Helices

Movement

9

praise song bell

provocation

In her Movement 8, Binda made a praise song drawing for Jenny. On the back she wrote, “Like a bell, she finds her tone.”

response

Jenny

I’ve grown so appreciative, over these last five months, of the visual language Binda has developed, the expressive elements and grammar she combines in such unique and resonant ways. I decided that I wanted to try speaking Binda Colebrook Art.

Last summer I bought a piece of Binda’s called “The Periodic Table,” which shares some pattern language with the bell praisesong image Binda made in Movement 8. “The Periodic Table” hangs in my hallway and I pass it easily 50 times a day. This week I stood and studied it: the main central figure, the radiating energy lines, the energy lines that moved in different patterns from that, the iridescent paint over matte paint, the way she creates gradients and shadows in the background, the color shading… there’s much more that goes into this series of Binda’s paintings, but those were the main things I identified and wanted to try including in my own praise painting for her.  

 

At Cross 9, Binda had talked about the mobius strip again — if you go through her artifacts, you’ll see that it appears again and again. We’ve also talked about the relationship of the mobius strip to the helices we’ve been creating, the helix inverting to show its underside, the visual shift of the strands’ appearing to cross while actually remaining separate — or, conversely, of appearing to be separate while actually being aspects of the same thing.

“Inverse” and “converse” were topics we’d discussed in recent movements, with Binda’s reversed and re-forwarded footage and my own song “Redo.” The word “verse” jumped out at me from those words, because Binda is a fearless soundmaker — or, probably more accurately, she’s not fearless but she does it anyway, a quality I greatly admire. So I decided that the central figure of my painting would be a mouth made of a mobius strip. While I was at it, I thought I might as well put some vampire teeth in.

m9-jenny bell-colored ink

Then I drove over to the Guild in Easthampton to get some metallic ink. There were so many colors that it was hard to choose, but when I picked up “Bell Bronze,” I knew I had to use that in homage to Binda’s Movement 8.

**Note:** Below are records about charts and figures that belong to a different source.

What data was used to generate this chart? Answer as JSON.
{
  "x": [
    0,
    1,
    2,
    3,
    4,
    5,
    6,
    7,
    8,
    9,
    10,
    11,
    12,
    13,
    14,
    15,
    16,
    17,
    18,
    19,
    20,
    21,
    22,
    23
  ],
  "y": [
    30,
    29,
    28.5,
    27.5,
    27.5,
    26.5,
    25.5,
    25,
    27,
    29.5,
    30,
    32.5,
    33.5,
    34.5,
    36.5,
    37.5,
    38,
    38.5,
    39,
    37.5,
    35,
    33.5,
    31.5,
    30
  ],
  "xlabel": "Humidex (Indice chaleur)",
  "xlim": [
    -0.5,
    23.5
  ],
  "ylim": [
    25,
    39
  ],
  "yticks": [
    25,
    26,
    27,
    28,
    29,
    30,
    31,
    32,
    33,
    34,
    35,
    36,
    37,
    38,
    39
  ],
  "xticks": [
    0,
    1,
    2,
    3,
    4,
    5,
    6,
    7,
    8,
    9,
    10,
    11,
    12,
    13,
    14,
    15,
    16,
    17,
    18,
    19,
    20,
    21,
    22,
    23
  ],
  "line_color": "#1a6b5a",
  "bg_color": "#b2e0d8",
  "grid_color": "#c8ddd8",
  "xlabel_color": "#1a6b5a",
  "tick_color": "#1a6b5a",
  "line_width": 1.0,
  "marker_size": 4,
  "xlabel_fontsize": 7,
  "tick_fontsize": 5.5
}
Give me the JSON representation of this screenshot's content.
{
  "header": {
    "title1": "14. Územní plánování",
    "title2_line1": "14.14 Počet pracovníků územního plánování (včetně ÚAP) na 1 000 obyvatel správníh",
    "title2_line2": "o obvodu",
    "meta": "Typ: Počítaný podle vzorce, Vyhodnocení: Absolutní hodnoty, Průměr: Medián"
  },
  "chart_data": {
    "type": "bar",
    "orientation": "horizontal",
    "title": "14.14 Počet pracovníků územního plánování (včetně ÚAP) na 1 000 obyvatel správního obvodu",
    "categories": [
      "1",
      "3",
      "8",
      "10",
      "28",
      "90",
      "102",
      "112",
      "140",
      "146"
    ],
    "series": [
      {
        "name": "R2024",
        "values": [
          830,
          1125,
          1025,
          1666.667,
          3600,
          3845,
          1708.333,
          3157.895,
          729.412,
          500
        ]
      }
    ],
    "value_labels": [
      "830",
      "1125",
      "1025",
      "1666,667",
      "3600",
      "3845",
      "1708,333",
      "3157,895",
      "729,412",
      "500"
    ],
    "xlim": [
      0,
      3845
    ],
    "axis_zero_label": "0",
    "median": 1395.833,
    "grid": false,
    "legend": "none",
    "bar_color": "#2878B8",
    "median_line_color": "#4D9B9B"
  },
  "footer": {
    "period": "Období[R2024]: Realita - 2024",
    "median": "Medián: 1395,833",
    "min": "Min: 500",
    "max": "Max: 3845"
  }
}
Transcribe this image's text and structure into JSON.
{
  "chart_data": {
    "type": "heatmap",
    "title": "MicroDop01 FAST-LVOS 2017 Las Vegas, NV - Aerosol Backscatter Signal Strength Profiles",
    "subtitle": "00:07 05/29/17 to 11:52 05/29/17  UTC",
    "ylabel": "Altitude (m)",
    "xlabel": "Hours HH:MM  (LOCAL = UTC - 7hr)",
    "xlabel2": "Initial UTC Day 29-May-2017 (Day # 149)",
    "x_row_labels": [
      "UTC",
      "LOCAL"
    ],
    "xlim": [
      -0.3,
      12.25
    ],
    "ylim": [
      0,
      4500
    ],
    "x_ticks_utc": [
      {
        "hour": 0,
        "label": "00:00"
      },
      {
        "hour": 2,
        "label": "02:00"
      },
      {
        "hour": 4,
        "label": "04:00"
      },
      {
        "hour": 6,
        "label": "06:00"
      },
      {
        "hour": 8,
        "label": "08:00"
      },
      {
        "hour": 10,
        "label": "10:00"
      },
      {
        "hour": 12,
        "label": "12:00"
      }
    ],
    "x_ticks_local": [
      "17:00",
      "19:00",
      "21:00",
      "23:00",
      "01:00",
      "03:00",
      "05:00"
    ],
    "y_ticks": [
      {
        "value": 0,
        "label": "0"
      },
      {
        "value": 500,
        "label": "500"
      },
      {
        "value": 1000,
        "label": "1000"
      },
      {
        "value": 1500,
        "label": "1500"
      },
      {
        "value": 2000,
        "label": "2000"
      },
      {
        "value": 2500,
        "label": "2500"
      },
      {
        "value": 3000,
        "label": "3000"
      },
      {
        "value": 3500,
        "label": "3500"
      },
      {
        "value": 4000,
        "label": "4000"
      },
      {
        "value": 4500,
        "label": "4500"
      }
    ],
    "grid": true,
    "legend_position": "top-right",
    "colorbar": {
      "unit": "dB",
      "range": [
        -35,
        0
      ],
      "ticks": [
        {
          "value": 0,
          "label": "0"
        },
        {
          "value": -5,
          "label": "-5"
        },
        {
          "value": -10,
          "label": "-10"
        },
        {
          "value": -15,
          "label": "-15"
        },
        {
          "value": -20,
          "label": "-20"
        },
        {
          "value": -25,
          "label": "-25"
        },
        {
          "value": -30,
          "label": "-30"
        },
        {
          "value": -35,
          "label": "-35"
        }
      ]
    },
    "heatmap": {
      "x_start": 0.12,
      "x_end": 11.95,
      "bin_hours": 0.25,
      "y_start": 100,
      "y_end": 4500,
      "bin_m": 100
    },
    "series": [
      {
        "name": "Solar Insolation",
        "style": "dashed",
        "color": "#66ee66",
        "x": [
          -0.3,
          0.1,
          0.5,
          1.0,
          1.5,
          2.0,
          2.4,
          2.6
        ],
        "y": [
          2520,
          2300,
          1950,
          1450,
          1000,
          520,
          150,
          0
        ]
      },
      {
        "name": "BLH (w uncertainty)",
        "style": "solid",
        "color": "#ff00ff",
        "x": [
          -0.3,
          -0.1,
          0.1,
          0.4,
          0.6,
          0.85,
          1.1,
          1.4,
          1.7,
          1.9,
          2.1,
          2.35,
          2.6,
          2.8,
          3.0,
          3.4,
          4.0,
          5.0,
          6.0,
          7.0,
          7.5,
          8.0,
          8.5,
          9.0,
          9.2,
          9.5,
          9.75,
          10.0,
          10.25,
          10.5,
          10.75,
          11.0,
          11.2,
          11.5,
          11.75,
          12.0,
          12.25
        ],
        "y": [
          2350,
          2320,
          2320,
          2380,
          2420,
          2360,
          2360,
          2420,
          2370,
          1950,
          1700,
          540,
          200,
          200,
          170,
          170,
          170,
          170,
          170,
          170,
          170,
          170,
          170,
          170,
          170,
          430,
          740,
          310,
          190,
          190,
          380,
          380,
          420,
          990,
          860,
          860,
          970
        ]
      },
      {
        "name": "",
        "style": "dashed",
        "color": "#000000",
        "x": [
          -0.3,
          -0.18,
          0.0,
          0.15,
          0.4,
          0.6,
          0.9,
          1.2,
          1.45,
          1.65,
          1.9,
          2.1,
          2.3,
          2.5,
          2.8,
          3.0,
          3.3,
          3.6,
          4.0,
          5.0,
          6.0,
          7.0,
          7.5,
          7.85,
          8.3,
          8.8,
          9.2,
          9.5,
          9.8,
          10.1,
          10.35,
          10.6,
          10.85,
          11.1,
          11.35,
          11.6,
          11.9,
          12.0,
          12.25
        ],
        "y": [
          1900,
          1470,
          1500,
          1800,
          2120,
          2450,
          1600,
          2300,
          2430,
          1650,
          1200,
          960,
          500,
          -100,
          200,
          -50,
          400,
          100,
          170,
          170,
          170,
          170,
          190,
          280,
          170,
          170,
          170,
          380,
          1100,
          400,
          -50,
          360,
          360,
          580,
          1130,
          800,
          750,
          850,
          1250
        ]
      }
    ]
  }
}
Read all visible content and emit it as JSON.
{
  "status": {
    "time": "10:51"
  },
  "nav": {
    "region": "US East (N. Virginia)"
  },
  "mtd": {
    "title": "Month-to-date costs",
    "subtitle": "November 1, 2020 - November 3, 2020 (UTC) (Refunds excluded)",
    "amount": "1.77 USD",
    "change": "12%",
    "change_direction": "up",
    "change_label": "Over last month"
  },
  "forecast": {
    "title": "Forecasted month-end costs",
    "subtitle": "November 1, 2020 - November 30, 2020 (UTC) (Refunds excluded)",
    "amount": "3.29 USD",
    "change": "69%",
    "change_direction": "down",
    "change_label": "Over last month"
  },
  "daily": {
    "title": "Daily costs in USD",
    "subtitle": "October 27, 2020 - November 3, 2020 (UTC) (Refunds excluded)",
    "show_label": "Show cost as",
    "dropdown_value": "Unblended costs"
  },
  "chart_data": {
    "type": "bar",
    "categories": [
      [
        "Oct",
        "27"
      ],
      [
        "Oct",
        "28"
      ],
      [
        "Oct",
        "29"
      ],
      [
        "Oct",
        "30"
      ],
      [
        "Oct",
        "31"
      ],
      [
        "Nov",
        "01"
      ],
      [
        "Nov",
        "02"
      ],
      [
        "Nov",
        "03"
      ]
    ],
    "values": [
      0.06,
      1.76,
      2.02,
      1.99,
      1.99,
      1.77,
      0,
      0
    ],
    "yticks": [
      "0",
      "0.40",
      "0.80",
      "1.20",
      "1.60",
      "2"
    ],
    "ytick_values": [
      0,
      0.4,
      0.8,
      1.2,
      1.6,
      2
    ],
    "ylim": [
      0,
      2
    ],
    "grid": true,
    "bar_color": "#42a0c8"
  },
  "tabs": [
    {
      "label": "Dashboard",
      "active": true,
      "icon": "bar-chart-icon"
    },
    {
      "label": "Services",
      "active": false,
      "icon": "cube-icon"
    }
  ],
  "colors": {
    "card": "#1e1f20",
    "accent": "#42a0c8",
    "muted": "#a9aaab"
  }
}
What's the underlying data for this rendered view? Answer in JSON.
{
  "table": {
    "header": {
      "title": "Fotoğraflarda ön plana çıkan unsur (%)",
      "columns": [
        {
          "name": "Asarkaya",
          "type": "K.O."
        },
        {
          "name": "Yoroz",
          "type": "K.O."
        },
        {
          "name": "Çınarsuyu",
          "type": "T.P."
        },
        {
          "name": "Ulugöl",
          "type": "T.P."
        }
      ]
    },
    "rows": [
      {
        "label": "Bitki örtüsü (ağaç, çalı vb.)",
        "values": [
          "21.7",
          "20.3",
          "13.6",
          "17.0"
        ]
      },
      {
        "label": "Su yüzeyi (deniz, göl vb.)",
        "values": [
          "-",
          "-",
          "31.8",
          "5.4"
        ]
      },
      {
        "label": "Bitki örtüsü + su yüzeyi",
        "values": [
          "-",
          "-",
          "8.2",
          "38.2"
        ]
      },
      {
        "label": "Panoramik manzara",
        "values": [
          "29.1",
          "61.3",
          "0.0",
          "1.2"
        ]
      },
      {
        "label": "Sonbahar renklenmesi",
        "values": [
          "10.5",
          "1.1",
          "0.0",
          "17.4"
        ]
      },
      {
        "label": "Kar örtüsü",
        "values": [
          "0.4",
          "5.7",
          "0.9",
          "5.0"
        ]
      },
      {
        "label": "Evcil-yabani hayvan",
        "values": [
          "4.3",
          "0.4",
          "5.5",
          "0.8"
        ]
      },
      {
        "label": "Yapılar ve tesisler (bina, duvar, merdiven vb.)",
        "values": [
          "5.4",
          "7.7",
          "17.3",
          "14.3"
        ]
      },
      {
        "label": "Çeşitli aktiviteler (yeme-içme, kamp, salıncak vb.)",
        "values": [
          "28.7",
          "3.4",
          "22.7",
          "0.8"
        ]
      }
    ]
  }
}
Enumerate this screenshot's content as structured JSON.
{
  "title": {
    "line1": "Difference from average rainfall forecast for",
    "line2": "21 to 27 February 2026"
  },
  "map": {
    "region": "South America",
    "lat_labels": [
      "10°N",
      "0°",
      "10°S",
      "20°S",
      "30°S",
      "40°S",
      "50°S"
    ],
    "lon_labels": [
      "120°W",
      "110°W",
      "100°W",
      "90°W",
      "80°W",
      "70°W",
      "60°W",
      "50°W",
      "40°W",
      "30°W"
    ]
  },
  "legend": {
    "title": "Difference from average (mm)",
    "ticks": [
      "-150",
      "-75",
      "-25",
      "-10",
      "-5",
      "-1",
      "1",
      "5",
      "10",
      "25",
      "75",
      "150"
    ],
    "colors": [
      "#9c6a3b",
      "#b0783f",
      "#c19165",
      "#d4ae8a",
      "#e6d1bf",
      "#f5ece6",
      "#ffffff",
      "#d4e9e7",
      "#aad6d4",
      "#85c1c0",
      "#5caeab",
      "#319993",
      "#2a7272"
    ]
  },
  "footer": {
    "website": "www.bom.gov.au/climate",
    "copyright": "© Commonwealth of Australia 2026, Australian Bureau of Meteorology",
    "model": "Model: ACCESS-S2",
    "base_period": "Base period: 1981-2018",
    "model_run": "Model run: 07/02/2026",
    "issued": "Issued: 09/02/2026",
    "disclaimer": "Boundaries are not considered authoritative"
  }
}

The third helix weaving in and out of our main helices is meant to represent Dale Rawlinson, our fire-making friend, whose art appears here and elsewhere in this website.

m9-Jenny in/verse

You can see the iridescence better in motion:

The final piece is entitled “Inverse, Converse, Universe, Verse.” inverse, for me, is like the underside of the mobius strip — what happens when the world turns inside-out (and yet it is the same side as the regular side, somehow; it is not “the opposite”). Converse is — I had to look it up actually — when you go in the opposite direction, the reversal of the footage (see Binda’s Movement 9). Universe means “one turn” — uni – verse. One turn that takes in everything. And verse… well, here we are, making sounds that are our lives, the vibration of all the things we are and do.